I'm afraid you are incorrect. There are PLENTY of acute vitamin-mineral toxicities, although they usually require high levels of ingestion over an extended period of time. The most notable are iron, vitamin A, and vitamin D, although many vitamins are known to have undesirable side effects. For example, excessive vitamin C consumption is known to cause diarrhea and high intakes of niacin (B3) have been known to cause flushing and liver damage, among others. hypervitaminosis A and D affect everything from the liver to the skin. Excessive vitamin D (although what defines 'excess' is of some controversy) is linked to arterial calcification, excessive calcium in the blood, and calcification of soft tissue, excessive bone deposition, etc. Folate (folic acid) is a vitamin among whose many roles is the methylation of DNA - in short, this means it inactivates certain regions of DNA and activates others. A certain class of chemotherapeutic drugs are folate blockers, meaning that they help to slow the progression of cancer by preventing/slowing the activation of certain genes. Flooding the body with folic acid (from supplements, which are especially absorbable) antagonizes the action of the drug. But what if you're not on the drug? Synthetic folate could act as cancer growth promoters, in effect worsening cancers that are in their early stages of development. This genetic interaction was one of the primary arguments against fortification of grains with folic acid started about a generation ago.

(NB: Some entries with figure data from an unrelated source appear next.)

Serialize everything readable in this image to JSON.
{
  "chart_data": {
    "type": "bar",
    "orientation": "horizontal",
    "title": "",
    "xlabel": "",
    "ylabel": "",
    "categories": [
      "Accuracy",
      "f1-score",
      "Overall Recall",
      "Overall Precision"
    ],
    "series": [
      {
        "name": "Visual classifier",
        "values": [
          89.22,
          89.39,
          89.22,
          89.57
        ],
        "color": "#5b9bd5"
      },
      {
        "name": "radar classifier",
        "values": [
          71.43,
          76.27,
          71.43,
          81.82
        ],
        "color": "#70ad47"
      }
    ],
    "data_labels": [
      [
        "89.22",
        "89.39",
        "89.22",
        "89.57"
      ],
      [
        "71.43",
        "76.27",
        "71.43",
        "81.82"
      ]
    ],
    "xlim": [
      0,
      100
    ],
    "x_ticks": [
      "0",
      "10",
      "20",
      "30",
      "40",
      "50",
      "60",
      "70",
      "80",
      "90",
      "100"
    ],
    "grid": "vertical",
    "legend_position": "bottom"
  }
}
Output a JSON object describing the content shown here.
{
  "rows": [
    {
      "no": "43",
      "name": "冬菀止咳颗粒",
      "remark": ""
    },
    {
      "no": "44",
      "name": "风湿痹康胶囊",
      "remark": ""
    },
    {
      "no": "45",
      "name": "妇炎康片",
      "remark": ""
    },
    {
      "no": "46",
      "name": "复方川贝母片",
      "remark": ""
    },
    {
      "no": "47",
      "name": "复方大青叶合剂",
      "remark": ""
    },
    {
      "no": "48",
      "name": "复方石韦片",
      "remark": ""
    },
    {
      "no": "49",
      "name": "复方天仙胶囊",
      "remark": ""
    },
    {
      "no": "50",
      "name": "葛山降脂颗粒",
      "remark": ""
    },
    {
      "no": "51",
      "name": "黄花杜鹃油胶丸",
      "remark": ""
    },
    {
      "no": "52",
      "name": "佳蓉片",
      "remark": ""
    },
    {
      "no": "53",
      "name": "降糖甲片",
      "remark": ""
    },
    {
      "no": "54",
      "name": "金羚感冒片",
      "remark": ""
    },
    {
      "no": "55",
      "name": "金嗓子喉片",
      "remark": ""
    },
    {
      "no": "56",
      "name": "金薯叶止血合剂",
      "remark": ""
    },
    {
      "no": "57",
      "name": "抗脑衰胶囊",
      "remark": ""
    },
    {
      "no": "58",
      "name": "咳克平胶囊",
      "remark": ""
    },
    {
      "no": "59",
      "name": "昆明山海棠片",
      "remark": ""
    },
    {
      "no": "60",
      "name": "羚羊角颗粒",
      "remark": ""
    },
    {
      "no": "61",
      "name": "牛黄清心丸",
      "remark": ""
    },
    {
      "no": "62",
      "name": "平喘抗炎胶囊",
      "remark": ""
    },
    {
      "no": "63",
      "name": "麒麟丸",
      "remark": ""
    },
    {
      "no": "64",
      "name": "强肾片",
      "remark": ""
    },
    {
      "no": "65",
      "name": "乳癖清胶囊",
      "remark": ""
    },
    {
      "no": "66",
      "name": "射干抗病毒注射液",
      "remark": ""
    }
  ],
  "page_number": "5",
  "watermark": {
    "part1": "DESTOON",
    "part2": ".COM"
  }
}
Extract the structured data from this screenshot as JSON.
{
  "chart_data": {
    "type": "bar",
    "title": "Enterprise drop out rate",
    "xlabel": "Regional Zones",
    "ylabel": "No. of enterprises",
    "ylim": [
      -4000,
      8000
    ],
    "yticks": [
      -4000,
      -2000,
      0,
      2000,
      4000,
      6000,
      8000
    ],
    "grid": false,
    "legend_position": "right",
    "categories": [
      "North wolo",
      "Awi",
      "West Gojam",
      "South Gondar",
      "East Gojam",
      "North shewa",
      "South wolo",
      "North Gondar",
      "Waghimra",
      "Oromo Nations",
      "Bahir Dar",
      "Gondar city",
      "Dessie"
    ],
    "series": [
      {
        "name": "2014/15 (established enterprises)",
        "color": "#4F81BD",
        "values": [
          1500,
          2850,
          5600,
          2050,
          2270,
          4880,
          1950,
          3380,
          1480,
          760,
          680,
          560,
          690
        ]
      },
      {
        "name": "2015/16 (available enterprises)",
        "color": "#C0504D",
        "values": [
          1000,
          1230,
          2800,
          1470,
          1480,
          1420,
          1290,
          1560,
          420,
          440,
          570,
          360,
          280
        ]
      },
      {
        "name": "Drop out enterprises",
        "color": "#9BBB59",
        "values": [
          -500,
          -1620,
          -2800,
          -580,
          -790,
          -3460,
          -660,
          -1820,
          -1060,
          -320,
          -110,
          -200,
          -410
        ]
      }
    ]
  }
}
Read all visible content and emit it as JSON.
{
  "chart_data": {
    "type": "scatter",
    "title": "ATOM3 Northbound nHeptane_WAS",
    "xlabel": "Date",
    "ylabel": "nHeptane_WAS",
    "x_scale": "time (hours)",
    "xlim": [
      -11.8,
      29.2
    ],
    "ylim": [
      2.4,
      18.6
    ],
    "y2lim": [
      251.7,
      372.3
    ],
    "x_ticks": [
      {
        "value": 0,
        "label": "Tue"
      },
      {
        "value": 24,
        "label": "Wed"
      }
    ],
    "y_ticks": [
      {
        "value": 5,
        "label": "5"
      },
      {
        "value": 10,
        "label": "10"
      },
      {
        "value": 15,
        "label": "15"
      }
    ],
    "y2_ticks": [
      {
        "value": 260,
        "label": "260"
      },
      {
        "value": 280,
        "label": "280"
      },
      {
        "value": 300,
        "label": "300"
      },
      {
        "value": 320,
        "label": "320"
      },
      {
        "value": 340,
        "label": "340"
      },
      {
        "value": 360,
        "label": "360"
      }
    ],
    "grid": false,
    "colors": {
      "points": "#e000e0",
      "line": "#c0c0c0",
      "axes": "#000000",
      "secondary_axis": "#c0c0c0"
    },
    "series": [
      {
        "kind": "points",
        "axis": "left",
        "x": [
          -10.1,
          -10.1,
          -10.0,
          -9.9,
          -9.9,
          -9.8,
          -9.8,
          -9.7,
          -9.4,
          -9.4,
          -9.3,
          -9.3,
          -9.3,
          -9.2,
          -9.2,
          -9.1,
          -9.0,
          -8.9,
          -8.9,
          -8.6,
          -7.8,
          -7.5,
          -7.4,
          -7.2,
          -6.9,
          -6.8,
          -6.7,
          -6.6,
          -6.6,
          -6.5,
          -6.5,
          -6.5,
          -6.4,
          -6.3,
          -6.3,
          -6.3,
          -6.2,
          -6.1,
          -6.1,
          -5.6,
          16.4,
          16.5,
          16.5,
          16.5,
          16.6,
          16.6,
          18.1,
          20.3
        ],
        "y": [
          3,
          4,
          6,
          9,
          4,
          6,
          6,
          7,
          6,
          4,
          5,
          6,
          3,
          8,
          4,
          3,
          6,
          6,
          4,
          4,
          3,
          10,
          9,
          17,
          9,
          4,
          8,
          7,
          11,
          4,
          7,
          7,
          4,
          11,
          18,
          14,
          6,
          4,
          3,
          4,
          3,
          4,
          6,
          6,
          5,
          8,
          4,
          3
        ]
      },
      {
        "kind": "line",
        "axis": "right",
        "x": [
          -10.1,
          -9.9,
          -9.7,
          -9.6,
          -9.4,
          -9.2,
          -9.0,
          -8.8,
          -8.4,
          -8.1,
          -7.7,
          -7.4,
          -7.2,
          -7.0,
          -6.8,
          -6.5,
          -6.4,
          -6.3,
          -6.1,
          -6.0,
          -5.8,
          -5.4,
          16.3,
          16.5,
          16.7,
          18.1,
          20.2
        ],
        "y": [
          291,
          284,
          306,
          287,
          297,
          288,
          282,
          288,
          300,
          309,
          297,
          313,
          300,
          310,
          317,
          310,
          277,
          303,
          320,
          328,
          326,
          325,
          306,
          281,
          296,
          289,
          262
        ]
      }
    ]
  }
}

Two other well-known large-scale epidemiological studies (ATBC and CARET) either found that vitamin supplementation did not help, or was in fact associated with higher incidence of certain cancers. The studies were actually stopped prematurely after it was shown that the vitamins were causing HARM instead of helping. Granted, the subjects were mostly in high-risk groups (e.g. workplace asbestos exposure or current smokers) but the studies underscore the fact that vitamin supplements CAN cause harm, especially if taken for extended periods. Vitamins are not inert substances - they are highly bioactive, reactive compounds with a multitude of systemic effects that we are only beginning to understand.
There is also a potential problem with overuse of antioxidant supplements like vitamin C or E, which are the most popular, along with what I would call "secondary" antioxidants - vitamins which participate in antioxidant processes and help to maintain the oxidant-antioxidant balance in the body. Simply put, we are generally told that oxidation is a BAD thing, but that obscures the fact that certain white blood cells use oxidation as a method to kill pathogens and foreign invaders, and that oxidation is a way to induce adaptations in the human body. For example, exercise induces a form of oxidative stress.,The body adapts to this stress by inducing growth; as a result, your endurance/strength increases. Through adaptations and maintenance of antioxidant pools, the body is able to keep the balance of oxidants and antioxidants in the body constant.
But if you force large quantities of antioxidants into the body, you risk upsetting this balance, driving the reaction the other way. With lots more antioxidants floating around, the immune cells' oxidative bursts don't work as well and you inhibit your body's ability to adapt. There is also some laboratory evidence that reactive oxygen species (oxidants) may also serve a POSITIVE regulatory role in the body.
So what do you do? GET YOUR ANTIOXIDANTS/VITAMINS/MINERALS FROM FOOD. Food contains a gaggle of hundreds of different active compounds, many of which we poorly understand, particularly when it comes to interactions between all of these compounds. As I mentioned, our understanding of vitamins themselves is still developing. Supplements may have their place for specific uses, like the examples I've given in this thread, but the available scientific evidence does not support regular use, particularly not in the quantities that the general public consumes them. There is very little, if any, evidence that they help, and in contrast, a greater amount of evidence that they can cause harm. Besides, vegetables are 100% safe. If I can get my vitamins/minerals/antioxidants simply by eating more vegetables, why bother with the pills?